Saturday, August 04, 2007

Beijing’s billboards brought down

Pallavi Aiyar
The Hindu, August 4

Advertisements that glorify luxury face the axe; Mayor says they are not conducive to “social harmony.”

Plastered alongside the multi-lane highways that slice through the Chinese capital are massive billboards exhorting readers in technicolour to “Conquer the world” or “Be a foreigner’s landlord” by buying homes in apartment blocks with monikers such as “Merlin Champagne Town” and “Park Avenue.” Or at least Beijing’s roads were thus adorned until weeks ago.

In May this year, Mayor Wang Qishan expressed his unhappiness at the frequent presence of billboard advertisements that glorified luxury through the use of certain catchphrases including “deluxe,” “supreme,” “ultimate,” and “luxury” itself. The Mayor said the public expression of such sentiments went against the interests of “social harmony.” Soon after, the Beijing Administration for Industry and Commerce issued a statement that certain advertisements in the capital did not “conform to the demands of socialist spiritual civilisation.”

Ever since, squads of workers have been swarming Beijing’s avenues, dismantling advertisements for luxurious goods, tearing down offending posters, and scrubbing clean all traces of the promise of “La Dolce Vita” that upmarket real estate developers had been using to lure in their nouveaux riche prey.

The face-scrub that Beijing is thus currently undergoing is more than a mere municipal matter. Over the last 30 years, China has transformed from being one of the world’s most equal, albeit poor, societies to one with a rich-poor gap that is larger than even than that of India’s. According to the United Nation’s 2005 Human Development report, China’s gini coefficient — a commonly used statistical measure where 0 represents perfect income equality and 100 perfect income inequality — was 44.7, compared to 32.5 for India.

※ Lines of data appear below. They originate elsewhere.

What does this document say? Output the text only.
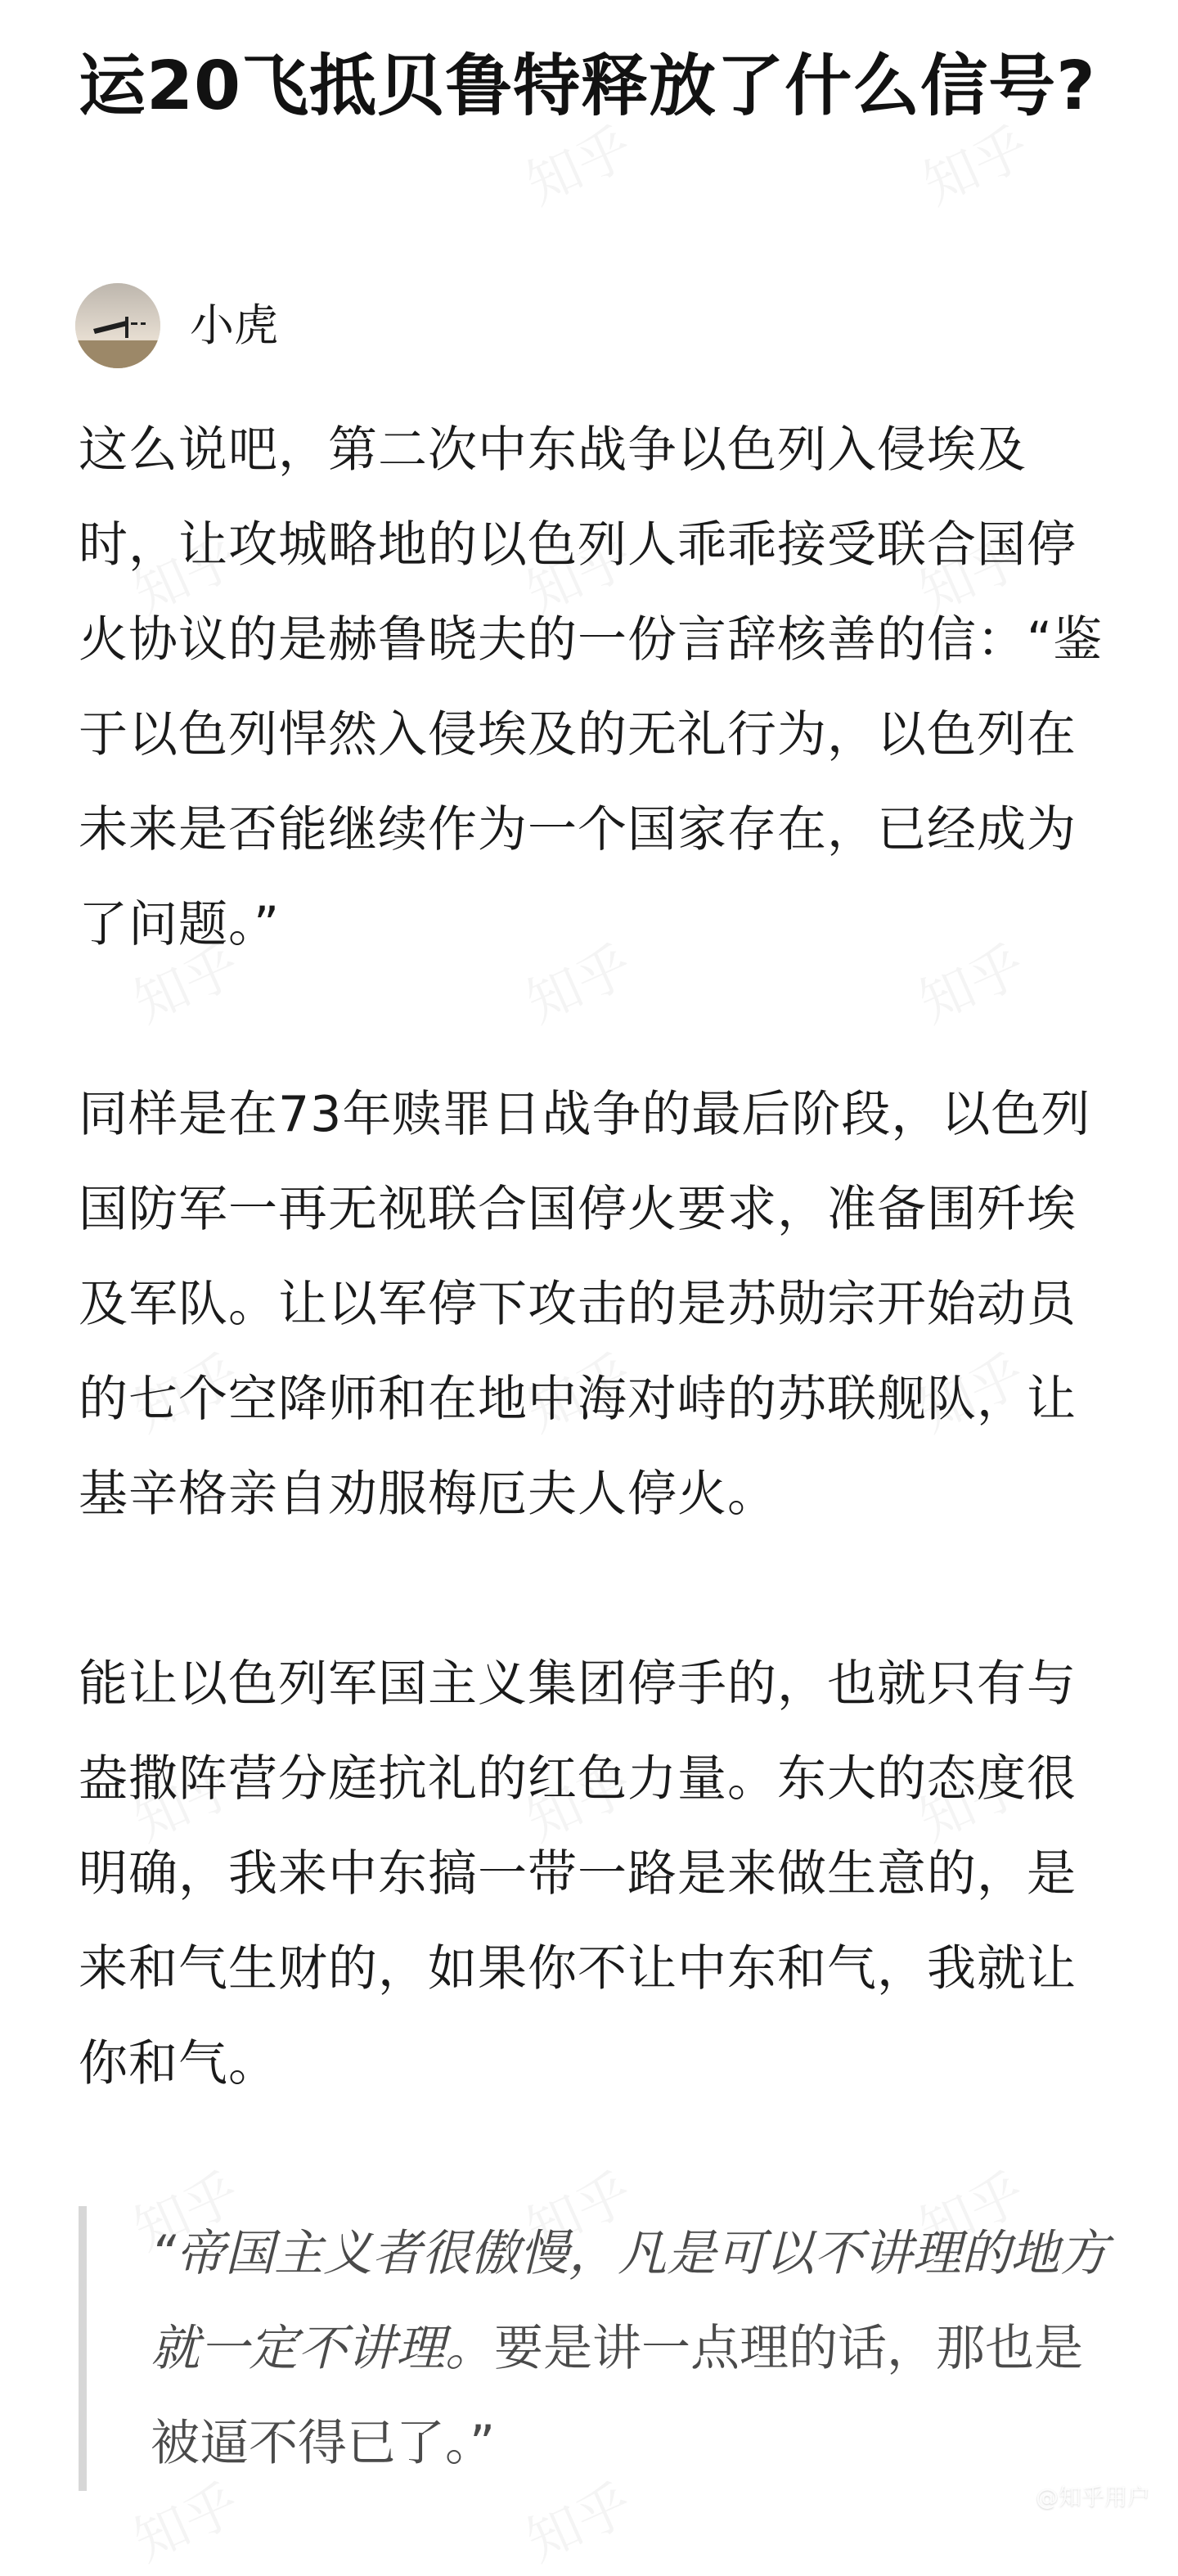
运20飞抵贝鲁特释放了什么信号?
小虎

这么说吧，第二次中东战争以色列入侵埃及时，让攻城略地的以色列人乖乖接受联合国停火协议的是赫鲁晓夫的一份言辞核善的信：“鉴于以色列悍然入侵埃及的无礼行为，以色列在未来是否能继续作为一个国家存在，已经成为了问题。”

同样是在73年赎罪日战争的最后阶段，以色列国防军一再无视联合国停火要求，准备围歼埃及军队。让以军停下攻击的是苏勋宗开始动员的七个空降师和在地中海对峙的苏联舰队，让基辛格亲自劝服梅厄夫人停火。

能让以色列军国主义集团停手的，也就只有与盎撒阵营分庭抗礼的红色力量。东大的态度很明确，我来中东搞一带一路是来做生意的，是来和气生财的，如果你不让中东和气，我就让你和气。

“帝国主义者很傲慢，凡是可以不讲理的地方就一定不讲理。要是讲一点理的话，那也是被逼不得已了。”
@知乎用户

Urban incomes in China are now more than three times those of the 750-million-odd peasants who live in the countryside. A recent study by the Chinese Academy of Social Sciences revealed that the richest 10 per cent of Chinese hold 40 per cent of all assets, with the poorest 10 per cent owning only two per cent.

Over the last few years, tens of thousands of mass protests have broken out all across China’s countryside, owing their origin in large part to disaffections resulting from perceived inequalities of income and power. These protests have set off alarm bells in Beijing. Since 2005, the government has thus made the creation of a “harmonious society” the centrepiece of policy. The concept of “harmony” emphasises more equitable growth and opportunity in order to ensure social stability and stem any nascent rebellion against party rule.

To this end, agricultural taxes have been abolished and subsidies increased. After decades of following Deng Xiaoping’s precept “to get rich is glorious,” the party has begun to frown upon conspicuous consumption. The crusade against advertising luxury products in Beijing is only one part of a broader national campaign. Steep taxes on products such as yachts and jewellery have been instituted. In March, Premier Wen Jiabao criticised the use of land for golf courses and the building of expensive villa-style homes. Some weeks later Xinhua, the official news agency, warned that the rich risked sinking “into depravity.” With several instances linking party officials to corrupt lifestyles having come to light, Beijing has also forbidden the building of indoor gardens, multi-storey atriums or hi-tech karaoke rooms in government and Communist Party offices.

In China, official corruption and real estate development are strongly linked in the public perception. In Beijing, for example, a property boom driven by speculation fuelled in the aftermath of the city’s winning the Olympic bid, led to large-scale and often illegal destruction of vast tracts of the historic city centre. The resultant glass and chrome creature of “New Beijing” has emerged from the ashes of the proletarian concrete blocks and old-style alleyway housing that used to be the home to the city’s laobaixing, a term that refers to the “average local.” The laobaixing, however, have had their own homes demolished to make way for shopping malls and luxury villas which they themselves are unable to afford. Thus the majority of Beijingers have been consigned to living on the outskirts of the constantly expanding city while the wealthy from around the country and abroad buy up property in the centre.

Real estate prices in Beijing have jumped 42 per cent in the last three years and nine per cent in the first quarter of this year alone. A survey conducted earlier in the year by the Beijing Municipal Social Sciences Academy revealed a lack of affordable housing to be the number one concern of city folk. Average prices for apartments within the fifth-ring-road of the city are between 8,000 and 10,000 Yuan ($1,000-1,300) per square metre. In the central business district, an area that till a few years ago housed hutongs and factories, super luxurious apartments complete with swimming pool and gymnasium access, jacuzzis in the bathrooms and gilt-filled lobbies, cost upwards of 30,000 Yuan ($4,000) per square metre.

The annual average salary in Beijing, however, is just over 36,000 Yuan ($4,800). In the countryside average annual incomes are closer to $400. To have the capital city covered in billboards urging people to move into deluxe apartments, one square metre of which costs several times the annual income of the millions of migrant workers who toil to build those very apartments, has understandably caused a few raised eyebrows.